So… you’re that greedy for money you’d prefer to just make the community do literally everything? ISPs already host the content, the community creates it for f2p titles, the community helps each other with Valve’s somewhat malicious pricing model (e.g. store sale, if it’s not on daily/flash sale then don’t buy it right now! How the hell is a regular person supposed to know this?), they allow publishers to charge us more because they can, and now you want to literally pass off everything to the community so you can make money from it?
This sounds suspiciously like Socialism as well (depending what your definition is).
Once again he sounds totally nuts, but he seems to do a lot of things right. I appreciate him trying to innovate, either way…
I don’t understand.
I wonder if Gabe had a quick look and noticed all the rubbish flash games that were posted in greenlight and he wonders why nothing is getting approved to the store
*waits for him to start praising windows 8*
If Gabe is willing to offer 2-5% of net sale profit to users that sell the game then yes a good idea and in the users interest to spend the time managing their store; but it’s unlikely that’s his angle.
I’m interested to see the direction he takes with this.
I hate to say I told you so…
The majority of greenlight game submissions use ‘box art’ instead of a gameplay screenshot when viewing the list.

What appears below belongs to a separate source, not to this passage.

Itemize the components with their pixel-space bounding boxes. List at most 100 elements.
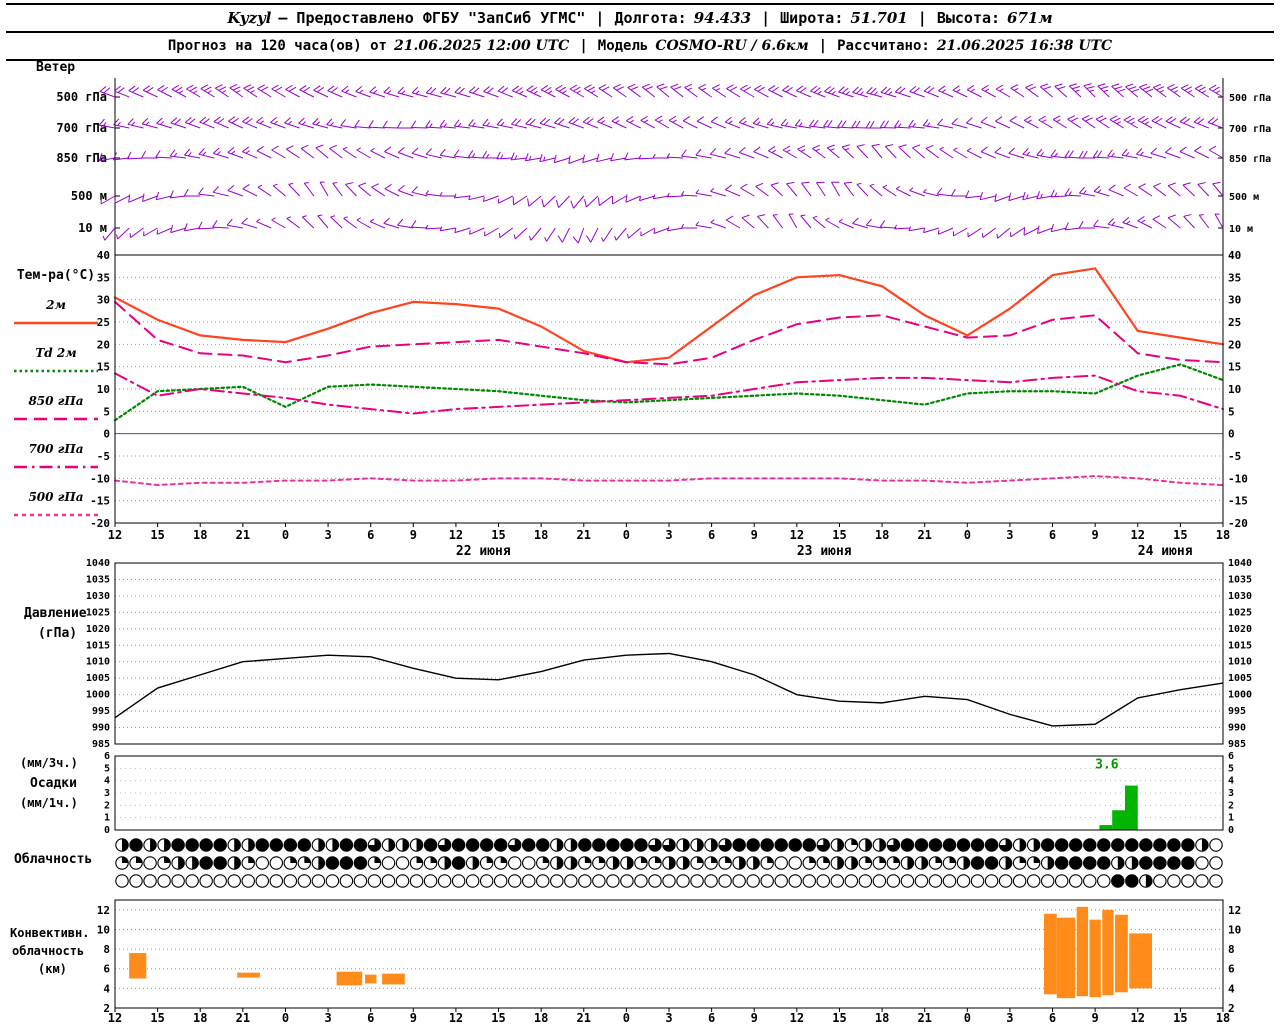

No idea what you are looking at until you have clicked on the game, which takes too long when they are 1000′s of them to look through.
Perhaps a small gameplay gif would work too. Or a mouse-over function of some sort.

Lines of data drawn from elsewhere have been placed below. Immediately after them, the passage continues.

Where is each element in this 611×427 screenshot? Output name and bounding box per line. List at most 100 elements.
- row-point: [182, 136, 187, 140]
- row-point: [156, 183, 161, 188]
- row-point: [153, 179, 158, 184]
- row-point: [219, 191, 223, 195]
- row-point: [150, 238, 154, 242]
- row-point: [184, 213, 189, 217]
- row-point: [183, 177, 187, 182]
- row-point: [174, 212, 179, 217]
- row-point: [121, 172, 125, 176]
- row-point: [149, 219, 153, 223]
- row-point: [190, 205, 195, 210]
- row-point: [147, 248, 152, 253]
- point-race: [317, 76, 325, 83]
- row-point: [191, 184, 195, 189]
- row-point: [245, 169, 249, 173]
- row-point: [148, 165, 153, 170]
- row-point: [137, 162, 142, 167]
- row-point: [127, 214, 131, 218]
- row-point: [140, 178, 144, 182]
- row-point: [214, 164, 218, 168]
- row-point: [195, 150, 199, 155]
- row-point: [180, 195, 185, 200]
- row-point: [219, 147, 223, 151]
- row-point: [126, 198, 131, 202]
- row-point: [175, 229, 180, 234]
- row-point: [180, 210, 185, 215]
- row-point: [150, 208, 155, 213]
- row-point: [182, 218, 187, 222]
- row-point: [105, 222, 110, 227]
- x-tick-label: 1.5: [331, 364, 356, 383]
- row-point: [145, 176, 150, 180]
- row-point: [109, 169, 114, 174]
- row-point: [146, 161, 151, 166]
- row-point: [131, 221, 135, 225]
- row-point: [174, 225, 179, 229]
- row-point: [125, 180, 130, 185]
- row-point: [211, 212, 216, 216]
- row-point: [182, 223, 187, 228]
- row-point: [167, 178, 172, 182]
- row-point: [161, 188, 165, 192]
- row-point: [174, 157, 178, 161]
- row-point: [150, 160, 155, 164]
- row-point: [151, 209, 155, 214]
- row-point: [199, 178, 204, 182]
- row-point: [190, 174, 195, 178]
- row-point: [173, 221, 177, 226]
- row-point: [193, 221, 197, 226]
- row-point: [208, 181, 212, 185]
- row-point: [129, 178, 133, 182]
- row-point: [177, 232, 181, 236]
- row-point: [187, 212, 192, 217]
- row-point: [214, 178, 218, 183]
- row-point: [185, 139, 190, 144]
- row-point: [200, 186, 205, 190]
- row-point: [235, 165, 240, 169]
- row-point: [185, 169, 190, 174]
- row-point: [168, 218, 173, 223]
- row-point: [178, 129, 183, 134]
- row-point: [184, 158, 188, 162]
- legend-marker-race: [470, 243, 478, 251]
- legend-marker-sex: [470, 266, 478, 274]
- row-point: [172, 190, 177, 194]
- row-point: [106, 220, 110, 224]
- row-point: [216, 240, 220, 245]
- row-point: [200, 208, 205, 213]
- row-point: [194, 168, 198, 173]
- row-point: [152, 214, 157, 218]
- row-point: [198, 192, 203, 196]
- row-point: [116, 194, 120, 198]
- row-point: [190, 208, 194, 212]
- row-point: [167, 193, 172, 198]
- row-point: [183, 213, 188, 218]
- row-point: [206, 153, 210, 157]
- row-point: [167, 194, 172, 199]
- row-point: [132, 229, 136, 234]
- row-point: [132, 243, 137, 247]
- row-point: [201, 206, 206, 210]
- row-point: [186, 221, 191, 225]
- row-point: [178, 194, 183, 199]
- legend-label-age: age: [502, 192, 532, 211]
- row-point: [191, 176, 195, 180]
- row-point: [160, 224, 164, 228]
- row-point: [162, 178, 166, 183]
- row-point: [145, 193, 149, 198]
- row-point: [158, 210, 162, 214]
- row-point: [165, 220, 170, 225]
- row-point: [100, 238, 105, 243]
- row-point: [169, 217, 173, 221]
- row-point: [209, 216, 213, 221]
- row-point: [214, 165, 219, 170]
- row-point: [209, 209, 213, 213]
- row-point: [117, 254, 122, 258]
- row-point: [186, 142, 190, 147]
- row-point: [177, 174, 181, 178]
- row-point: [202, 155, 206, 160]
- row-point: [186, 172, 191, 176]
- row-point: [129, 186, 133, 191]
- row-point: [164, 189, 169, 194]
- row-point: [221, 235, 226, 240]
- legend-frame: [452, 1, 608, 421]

what? why do you have an issue with that?
this has been a long time coming. starting with the concept of steam itself, to TF2 item creation. he’s creating a marketplace where lots of people can sell their content, instead of just the mega-publishers. there is little negative to this. indie games have rocketed in popularity, and anyone who provides an easy outlet to content that the people want deserve to be given lots of money.
and why is everyone being smug about calling greenlight a failure? welcome to business, where not everything is a success. it’s great they tried it, and it’s great they recognise it’s not going well.
“Socialism refers to an economic system characterised by social ownership of the means of production and co-operative management of the economy.”
not even close.
if anything it’s more capitalist. create an open marketplace where anyone can create and sell content, as opposed to a store front that sells goods regulated by the store owner.
the model already exists in TF2 content generation doesn’t it? people are getting rich from making cosmetic items that other people want.
the good thing about this is that it looks like it could expand much further than only games. content creators that are already famous could shift their content to the steam store for an easier selling experience as well as a larger audience. it’s a great idea and I hope it works. it’s not the first time he’s spoken on something like this, so it doesn’t seem to be random musings.
Waiting for steam to sell movies/music.
I’d love to pay $8 for a movie in 1080p bluray the day it comes out in cinemas.
and it would be totally possible if their vision is to be believed. all the big production studios have their own shopfront within steam, and you can rent or buy movies. you could have renting, buying, weekends where it’s free to watch a particular movie, and everything is tied to an account so you can take your movies anywhere. you can have reviews and trailers attached to each movie page. they would need to implement some sort of media-rich tools that would allow streaming as well as downloading, but they all exist and would be within valve’s reach.
then you could support more indie development. let single users make a shopfront and sell their own goods.
obviously the biggest hurdle is getting the publishers on board, but after that it would be an amazing service. together with steambox valve could become the absolute leaders in combined media services. it would be crazy if everything came together well.